Dr Maxine Bristow
Associate Professor
Biography
Dr Maxine Bristow is Associate Professor and Programme Leader for MA Fine Art. In her role as Research Coordinator for Art and Design, she was instrumental in the development of practice-based research within the university. She served as a member of the RAE2008 Art and Design sub-panel and was a member of the Arts and Humanities Peer Review College 2008 - 2018. As an artist, she has an established practice and exhibition profile spanning over 25 years. She has exhibited nationally and internationally and is represented in the permanent collections of the Crafts Council, London; The Whitworth Art Gallery, Manchester; and Nottingham Castle Museum & Art Gallery. She was selected for The Jerwood Textiles Prize in 2002, and in 2008 was one of the nominated artists for the Northern Arts Prize.
Teaching and Supervision
Maxine has taught in the department of Fine Art since 1993. She teaches across all levels of the BA Fine Art course and is Programme Leader for MA Fine Art. Having initially trained in textiles, the dialogues between the medium specific conventions of textile and the post-medium condition of contemporary art have developed as a distinctive feature of the curriculum. Her teaching interest and expertise, however, extends beyond ‘the expanded field’ of textiles and is more broadly concerned with a material sensibility within contemporary fine art practice that transcends media boundaries. This includes the wealth of associated interdisciplinary discourses (material culture; feminist theory and issues of subjectivity; poststructuralist theory; the poetics and politics of space; the aesthetics of affect; ‘New Materialism’; sculpture, installation, and embodied practice; the decorative and relationships between fine art, applied art, and craft) that are both particular to textile and inform the richness and diversity of contemporary practice. Her teaching expertise at postgraduate level lies in research methodology/methods with respect to practice-based research, the distinctive epistemic dimension of artworks, and the particular role of practice within the context of research. She also has an interest in reflective practice and the use of learning journals, delivering lectures and seminars on the subject to both undergraduates and postgraduates. She has supervised/co-supervised three doctoral students to successful completion, is currently supervising/co-supervising a further four practice-based PhD students, (internally and externally) and has undertaken the role of examiner for six doctoral projects.

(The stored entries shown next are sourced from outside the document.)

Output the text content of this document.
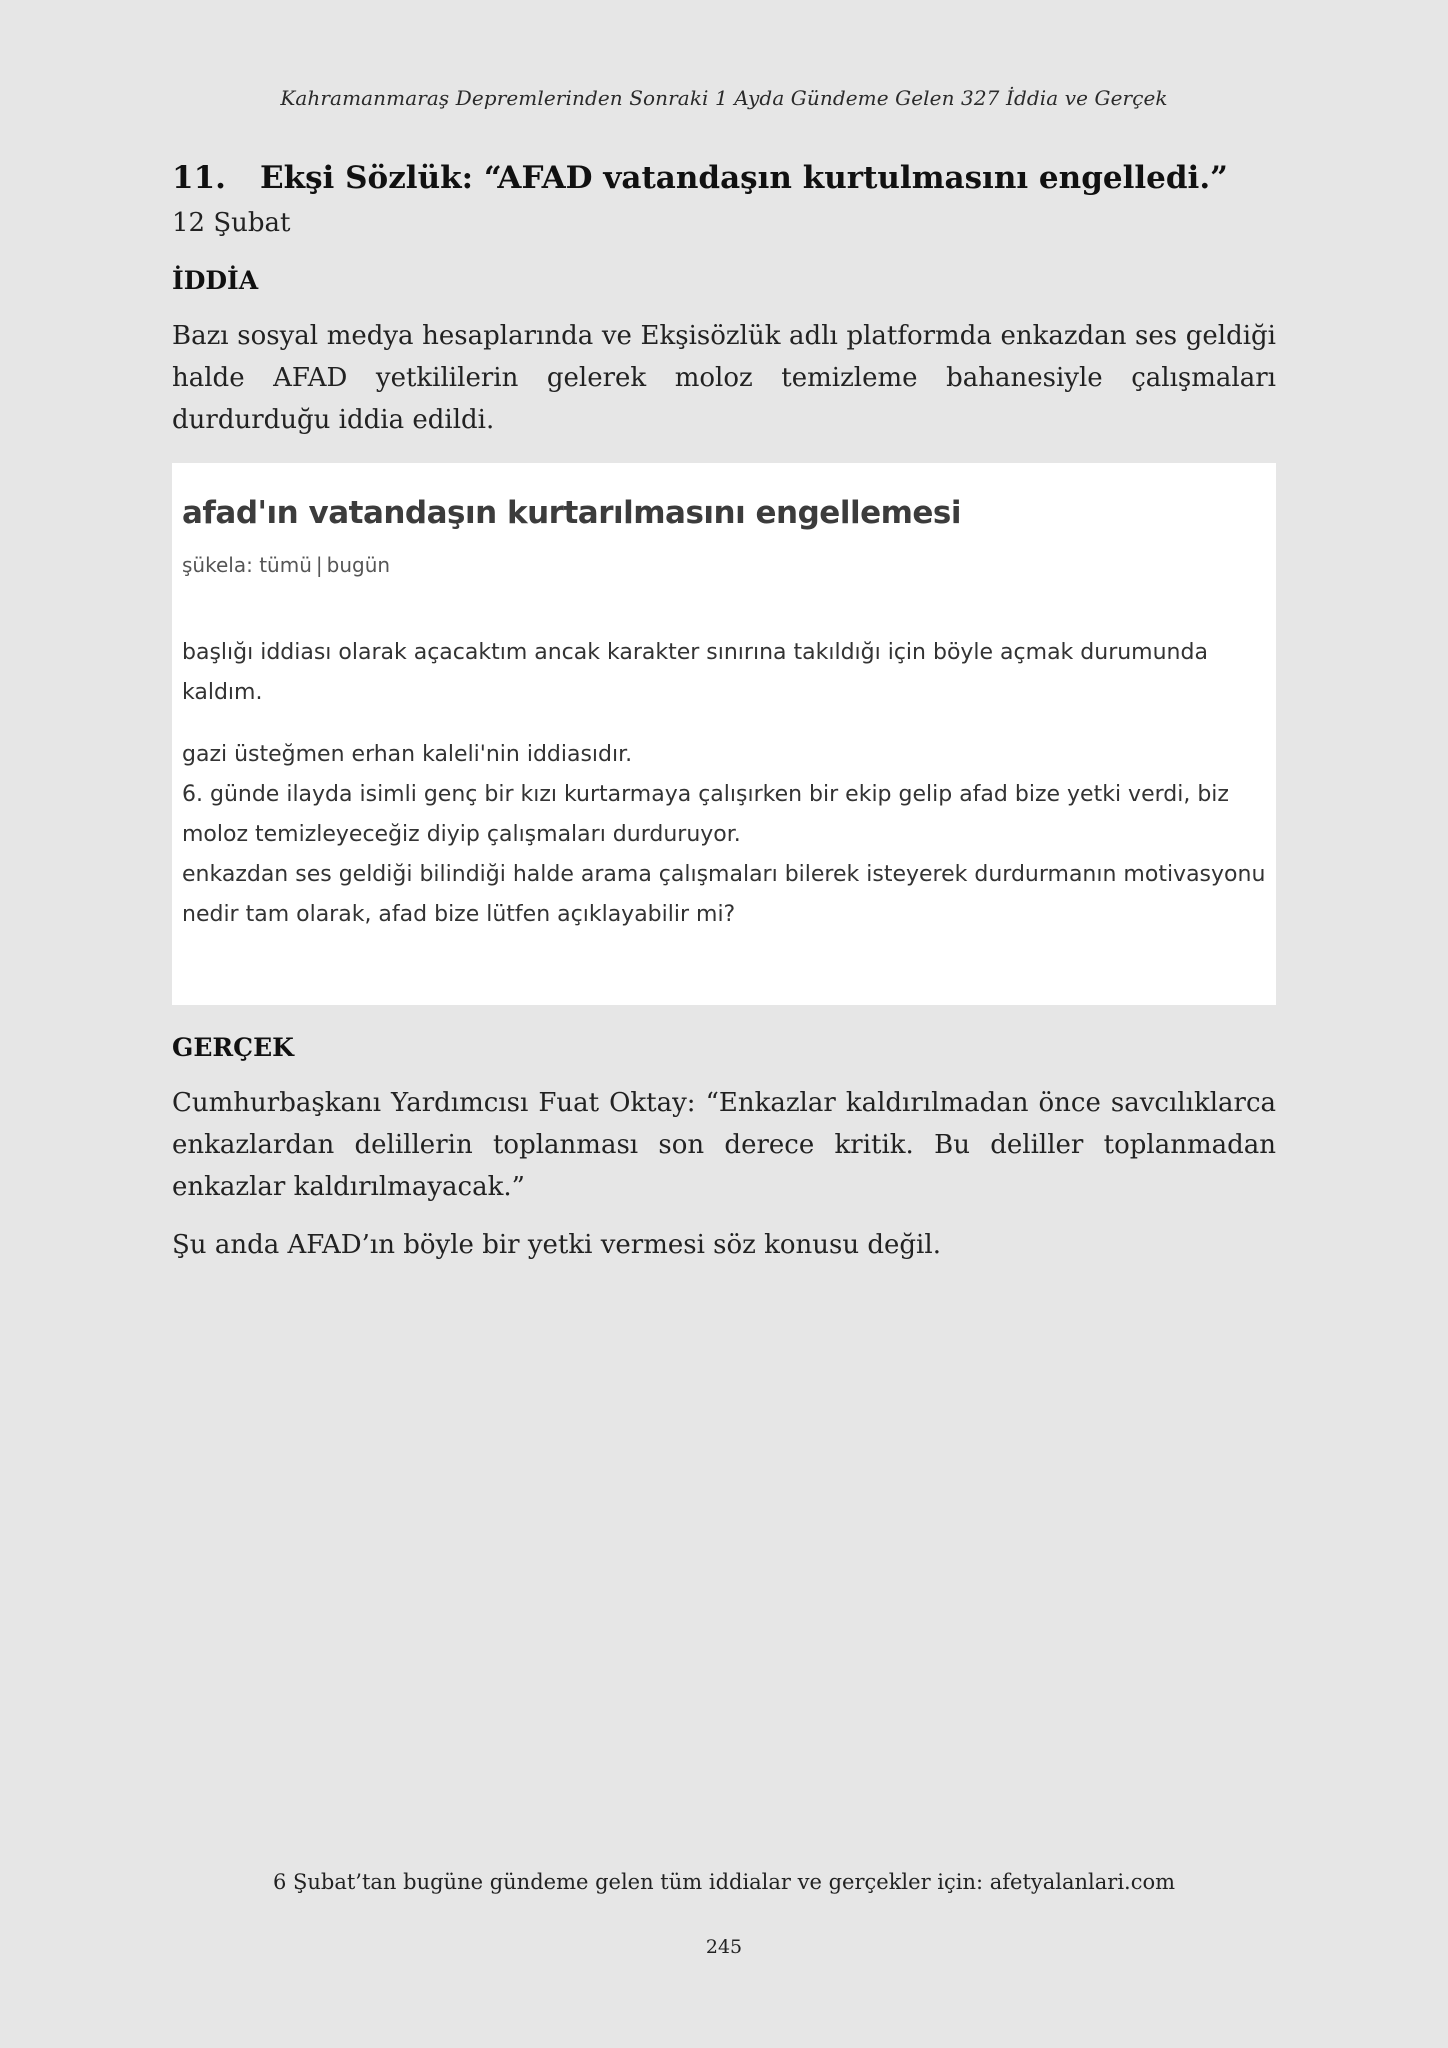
Kahramanmaraş Depremlerinden Sonraki 1 Ayda Gündeme Gelen 327 İddia ve Gerçek
11.	Ekşi Sözlük: “AFAD vatandaşın kurtulmasını engelledi.”
12 Şubat
İDDİA
Bazı sosyal medya hesaplarında ve Ekşisözlük adlı platformda enkazdan ses geldiği halde AFAD yetkililerin gelerek moloz temizleme bahanesiyle çalışmaları durdurduğu iddia edildi.
afad'ın vatandaşın kurtarılmasını engellemesi
şükela: tümü | bugün
başlığı iddiası olarak açacaktım ancak karakter sınırına takıldığı için böyle açmak durumunda kaldım.
gazi üsteğmen erhan kaleli'nin iddiasıdır.
6. günde ilayda isimli genç bir kızı kurtarmaya çalışırken bir ekip gelip afad bize yetki verdi, biz moloz temizleyeceğiz diyip çalışmaları durduruyor.
enkazdan ses geldiği bilindiği halde arama çalışmaları bilerek isteyerek durdurmanın motivasyonu nedir tam olarak, afad bize lütfen açıklayabilir mi?
GERÇEK
Cumhurbaşkanı Yardımcısı Fuat Oktay: “Enkazlar kaldırılmadan önce savcılıklarca enkazlardan delillerin toplanması son derece kritik. Bu deliller toplanmadan enkazlar kaldırılmayacak.”
Şu anda AFAD’ın böyle bir yetki vermesi söz konusu değil.
6 Şubat’tan bugüne gündeme gelen tüm iddialar ve gerçekler için: afetyalanlari.com
245
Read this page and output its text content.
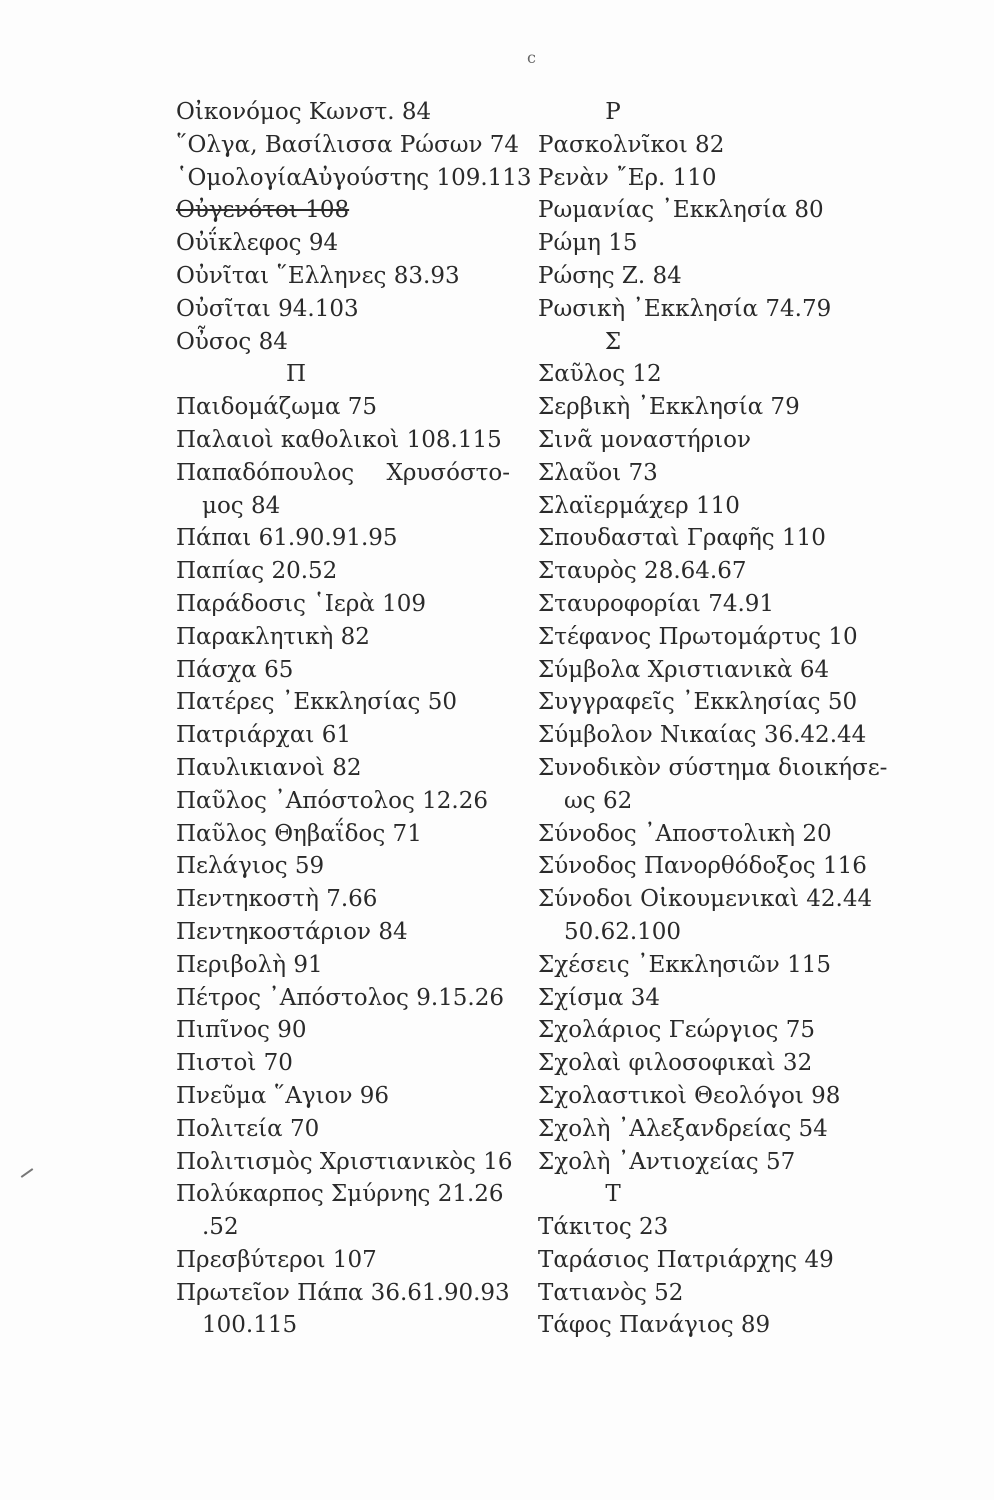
c
Οἰκονόμος Κωνστ. 84
῞Ολγα, Βασίλισσα Ρώσων 74
῾ΟμολογίαΑὐγούστης 109.113
Οὐγενότοι 108
Οὐΐκλεφος 94
Οὐνῖται ῞Ελληνες 83.93
Οὐσῖται 94.103
Οὖσος 84
Π
Παιδομάζωμα 75
Παλαιοὶ καθολικοὶ 108.115
Παπαδόπουλος Χρυσόστο-
μος 84
Πάπαι 61.90.91.95
Παπίας 20.52
Παράδοσις ῾Ιερὰ 109
Παρακλητικὴ 82
Πάσχα 65
Πατέρες ᾿Εκκλησίας 50
Πατριάρχαι 61
Παυλικιανοὶ 82
Παῦλος ᾿Απόστολος 12.26
Παῦλος Θηβαΐδος 71
Πελάγιος 59
Πεντηκοστὴ 7.66
Πεντηκοστάριον 84
Περιβολὴ 91
Πέτρος ᾿Απόστολος 9.15.26
Πιπῖνος 90
Πιστοὶ 70
Πνεῦμα ῞Αγιον 96
Πολιτεία 70
Πολιτισμὸς Χριστιανικὸς 16
Πολύκαρπος Σμύρνης 21.26
.52
Πρεσβύτεροι 107
Πρωτεῖον Πάπα 36.61.90.93
100.115
Ρ
Ρασκολνῖκοι 82
Ρενὰν ῎Ερ. 110
Ρωμανίας ᾿Εκκλησία 80
Ρώμη 15
Ρώσης Ζ. 84
Ρωσικὴ ᾿Εκκλησία 74.79
Σ
Σαῦλος 12
Σερβικὴ ᾿Εκκλησία 79
Σινᾶ μοναστήριον
Σλαῦοι 73
Σλαϊερμάχερ 110
Σπουδασταὶ Γραφῆς 110
Σταυρὸς 28.64.67
Σταυροφορίαι 74.91
Στέφανος Πρωτομάρτυς 10
Σύμβολα Χριστιανικὰ 64
Συγγραφεῖς ᾿Εκκλησίας 50
Σύμβολον Νικαίας 36.42.44
Συνοδικὸν σύστημα διοικήσε-
ως 62
Σύνοδος ᾿Αποστολικὴ 20
Σύνοδος Πανορθόδοξος 116
Σύνοδοι Οἰκουμενικαὶ 42.44
50.62.100
Σχέσεις ᾿Εκκλησιῶν 115
Σχίσμα 34
Σχολάριος Γεώργιος 75
Σχολαὶ φιλοσοφικαὶ 32
Σχολαστικοὶ Θεολόγοι 98
Σχολὴ ᾿Αλεξανδρείας 54
Σχολὴ ᾿Αντιοχείας 57
Τ
Τάκιτος 23
Ταράσιος Πατριάρχης 49
Τατιανὸς 52
Τάφος Πανάγιος 89
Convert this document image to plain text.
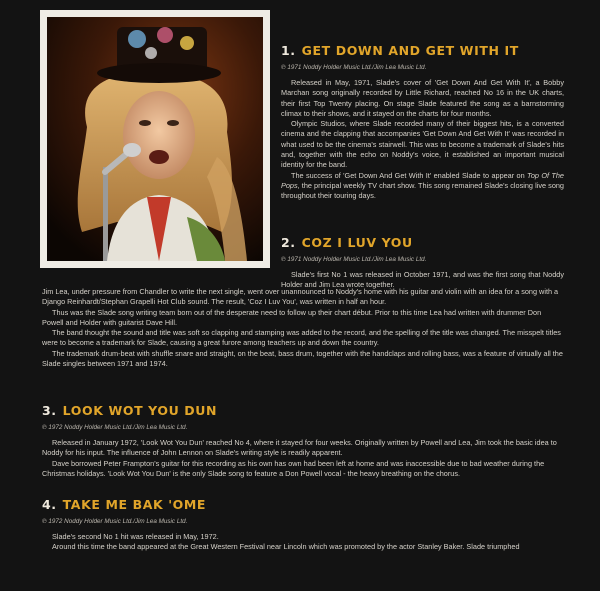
1. GET DOWN AND GET WITH IT
℗ 1971 Noddy Holder Music Ltd./Jim Lea Music Ltd.

Released in May, 1971, Slade's cover of 'Get Down And Get With It', a Bobby Marchan song originally recorded by Little Richard, reached No 16 in the UK charts, their first Top Twenty placing. On stage Slade featured the song as a barnstorming climax to their shows, and it stayed on the charts for four months.

Olympic Studios, where Slade recorded many of their biggest hits, is a converted cinema and the clapping that accompanies 'Get Down And Get With It' was recorded in what used to be the cinema's stairwell. This was to become a trademark of Slade's hits and, together with the echo on Noddy's voice, it established an important musical identity for the band.

The success of 'Get Down And Get With It' enabled Slade to appear on Top Of The Pops, the principal weekly TV chart show. This song remained Slade's closing live song throughout their touring days.

2. COZ I LUV YOU
℗ 1971 Noddy Holder Music Ltd./Jim Lea Music Ltd.

Slade's first No 1 was released in October 1971, and was the first song that Noddy Holder and Jim Lea wrote together.

Jim Lea, under pressure from Chandler to write the next single, went over unannounced to Noddy's home with his guitar and violin with an idea for a song with a Django Reinhardt/Stephan Grapelli Hot Club sound. The result, 'Coz I Luv You', was written in half an hour.

Thus was the Slade song writing team born out of the desperate need to follow up their chart début. Prior to this time Lea had written with drummer Don Powell and Holder with guitarist Dave Hill.

The band thought the sound and title was soft so clapping and stamping was added to the record, and the spelling of the title was changed. The misspelt titles were to become a trademark for Slade, causing a great furore among teachers up and down the country.

The trademark drum-beat with shuffle snare and straight, on the beat, bass drum, together with the handclaps and rolling bass, was a feature of virtually all the Slade singles between 1971 and 1974.

3. LOOK WOT YOU DUN
℗ 1972 Noddy Holder Music Ltd./Jim Lea Music Ltd.

Released in January 1972, 'Look Wot You Dun' reached No 4, where it stayed for four weeks. Originally written by Powell and Lea, Jim took the basic idea to Noddy for his input. The influence of John Lennon on Slade's writing style is readily apparent.

Dave borrowed Peter Frampton's guitar for this recording as his own has own had been left at home and was inaccessible due to bad weather during the Christmas holidays. 'Look Wot You Dun' is the only Slade song to feature a Don Powell vocal - the heavy breathing on the chorus.

4. TAKE ME BAK 'OME
℗ 1972 Noddy Holder Music Ltd./Jim Lea Music Ltd.

Slade's second No 1 hit was released in May, 1972.

Around this time the band appeared at the Great Western Festival near Lincoln which was promoted by the actor Stanley Baker. Slade triumphed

Research and Knowledge Exchange
As an artist with a history rooted in textiles, her research arises out of the positioning of her practice on the boundaries between the disciplinary contexts of textiles and fine art. Her practice-based research interrogates the complex material and semantic conventions of the textile, together with the everyday functioning environment, modernist legacies, and postmodern discourses with which the medium is entangled. These provide a point of departure for an expanded artistic practice that variously takes the form of wall-based objects, sculpture, and installation. Her early work harnessed the processes, materials and accompanying contexts of needlework/plain-sewing within the conventions of a minimalist aesthetic and the discourses of modernist autonomy. More recent work extends the agenda from the legacies of modernist abstraction and debates surrounding the literalist ‘objecthood’ of minimalist painting and sculpture, to one that draws its reference from the everyday ‘object-ness’ of mass material culture, and the often overlooked spatial practices, corporeal habits, and repeated routines through which we invisibly mediate our relationship with the world. Her current practice takes the form of a quasi-catalogue of interchangeable ‘thingly’ sculptural components, which are conceived in a way that can be configured and reconfigured within a series of formally staged mise-en-scènes. Offering the opportunity for continual rearrangement, the physical form of the work remains essentially mutable. Meaning similarly remains mutable mobilised through the various connections and temporary coalitions that are set in play across the different elements, the installational context and the subject of the experiential encounter. Informed by Theodor Adorno’s conception of the constellation and mimetic comportment and framed within PhD research entitled 'Pragmatics of attachment and detachment: medium (un)specificity as material agency in contemporary art', the studio enquiry developed into a much wider philosophical and phenomenological interrogation of the ‘productive indeterminacy’ of aesthetic experience as a formative sensuous mode of knowledge production.